For a couple of decades now, Silicon Valley and its diaspora of brogrammer outposts have been busy upending traditional industries through the use of cutting-edge technology and a business model that prioritises growth over profit. Kool-Aid slurpers have tended to focus exclusively on the first of these determinants but all their vague pontification about Darwinian processes, "innovation" and "agility" is ringing pretty hollow right now. There is some substance to their self-serving narrative but in a climate of historically low interest rates and indiscriminate VCs, only those startups with profound bed-shitting aptitude have been capable of producing ugly balance sheets.

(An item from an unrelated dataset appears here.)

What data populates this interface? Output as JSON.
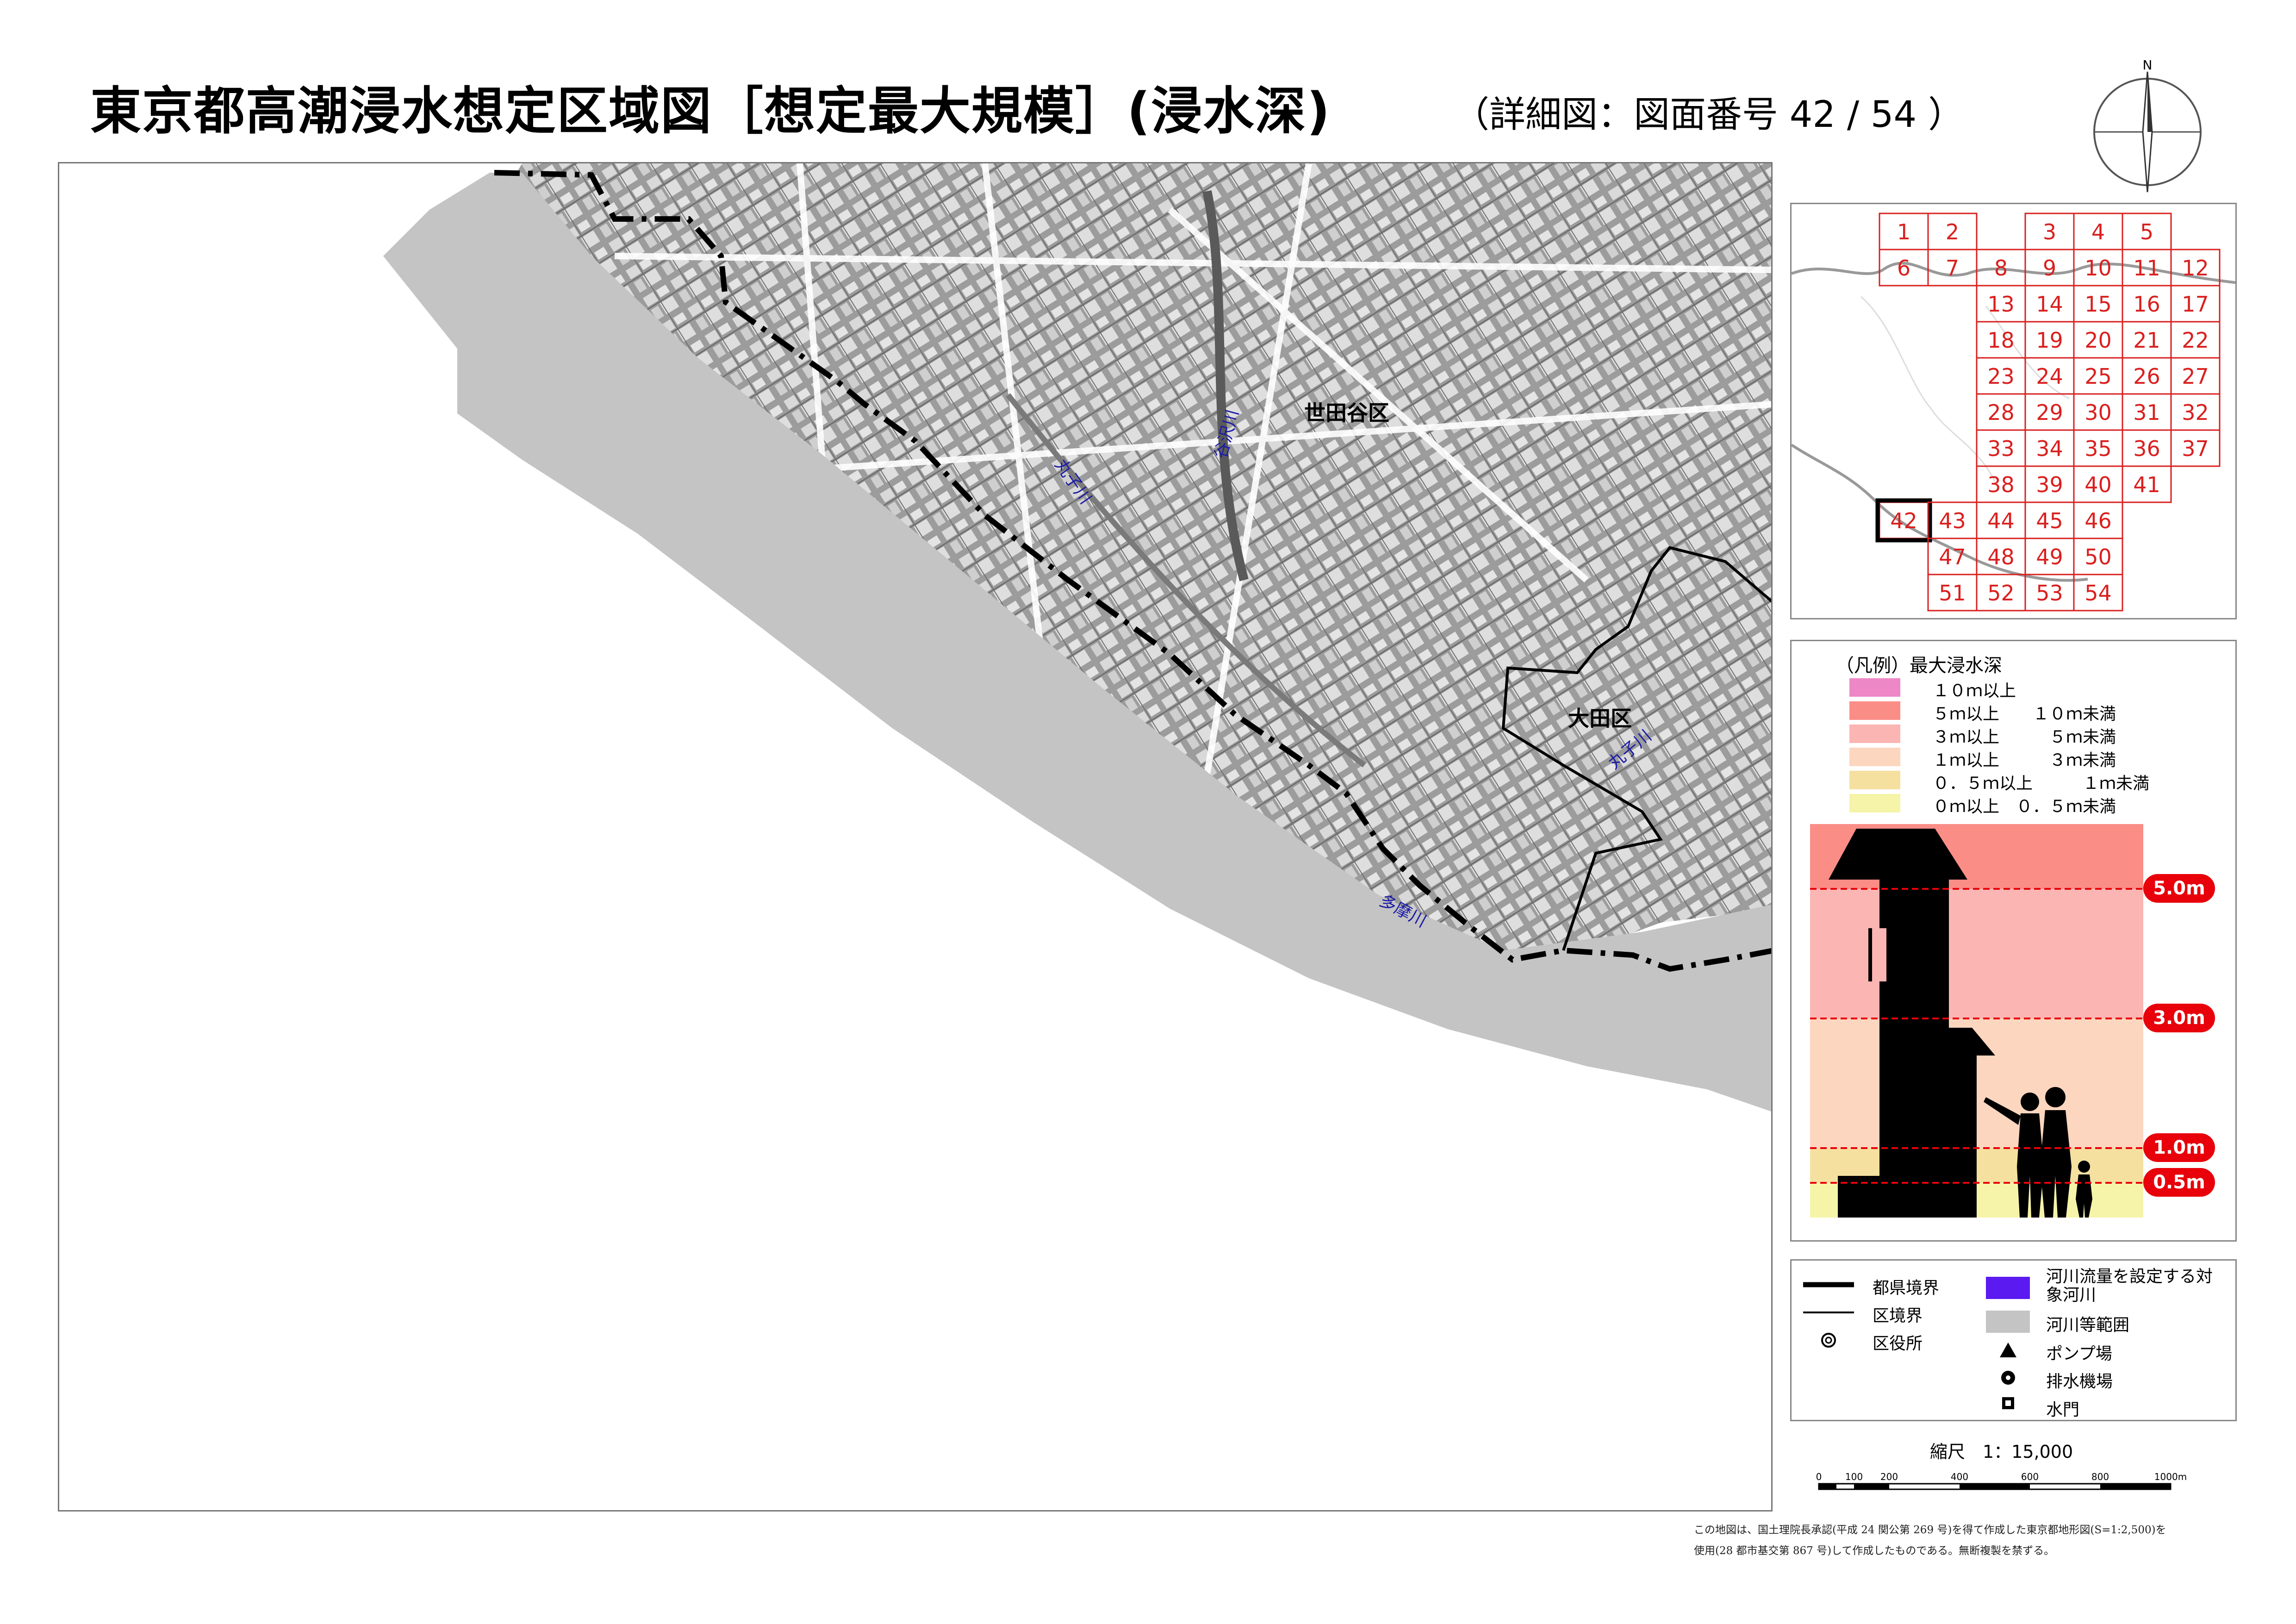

That was all before a couple of incidents in Wuhan and Donbas. We now find ourselves in an entirely different economic landscape - one with bubble-popping mountaintops and gravy-train-derailing valleys. All that cheap/dumb money that acted as rocket fuel has dried up, leaving tech companies fumbling for a quick path to profitability (read: firing engineers and pushing up prices). This would be bad news at any juncture, but in a world where market valuations have become totally untethered from, you know... actual value, it spells potential disaster. One need only consider the trajectories of Gamestop and various shitcoins to get a feel for the dynamics at play here: money come in = price go up and vice versa.

image

Disassembled Juicero Press.

What's more, this financial reckoning has coincided with growing disillusionment about the actual tech in all these tech companies. I should mention at this point, I write code for a living and still get excited about plenty of this stuff. I'm absolutely not saying that all these innovations are bullshit, but given the steady stream of revelations about fraud at Theranos, brutal labour practices at Uber, failing business models at WeWork and millions of product recalls at Tesla, a crisis of confidence was inevitable. Bewildered future historians will look back on the past twenty years and wonder how bumbling shysters like Elizabeth Holmes, Sam Bankman-Fried and Elon Musk were able to deceive us all for so long? The answer is quite simple - we let them. In the face of inconvenient truths, we opted for convenient answers. Sure, we could combat climate change by confronting rapacious consumerism or deal with growing inequality through wealth redistribution or reflect on the West's destabilising role in ongoing regional conflicts... But hey look at this dork's TED talk! He reckons there's an app that can fix all that. Get a load of him! He's wearing a hoodie lmao. The promise of technology became the opium of the masses, the tech titans our pushers.

# ChatGPT

How ironic then, that in the midst of the worst tech downturn in twenty years, OpenAI has released the Turing-test-annihilating ChatGPT (opens new window) - a chatbot capable of debugging code (opens new window), writing graduate-level academic papers (opens new window) and simulating Virtual Machines (opens new window). I am typically quite sceptical about advancements in deep learning and AI but this model is a genuine world-changing development for better or worse. It is difficult to be specific with predictions about such new technology but here are a few obvious ones:

  • Some jobs are going to get a lot easier.
  • Many more jobs will become obsolete.
  • Homework and take-home assignments are over.
  • Digital voice assistants will start being useful.

I've already spent hours experimenting with ChatGPT and have used it to send an email to my mailing list, write a python script for plotting an interactive network diagram and clarify the relationship between Jacques Lacan's concept of the "Real" and Immanuel Kant's "thing-in-itself". It handled all of these assignments remarkably well. I haven't observed it yet with ChatGPT, but there is a known flaw in language models like this called "hallucination" - a phenomenon where the system will produce convincing, yet incorrect information. This usually occurs when the model is required to draw on knowledge outside of its training data. I tend to think that this risk can be mitigated by maintaining a human-in-the-loop for domains and tasks where hallucination is likely. Also, GPT-4 (the next version of the GPT-3 model that drives ChatGPT) is due to be released soon so results will only improve from here.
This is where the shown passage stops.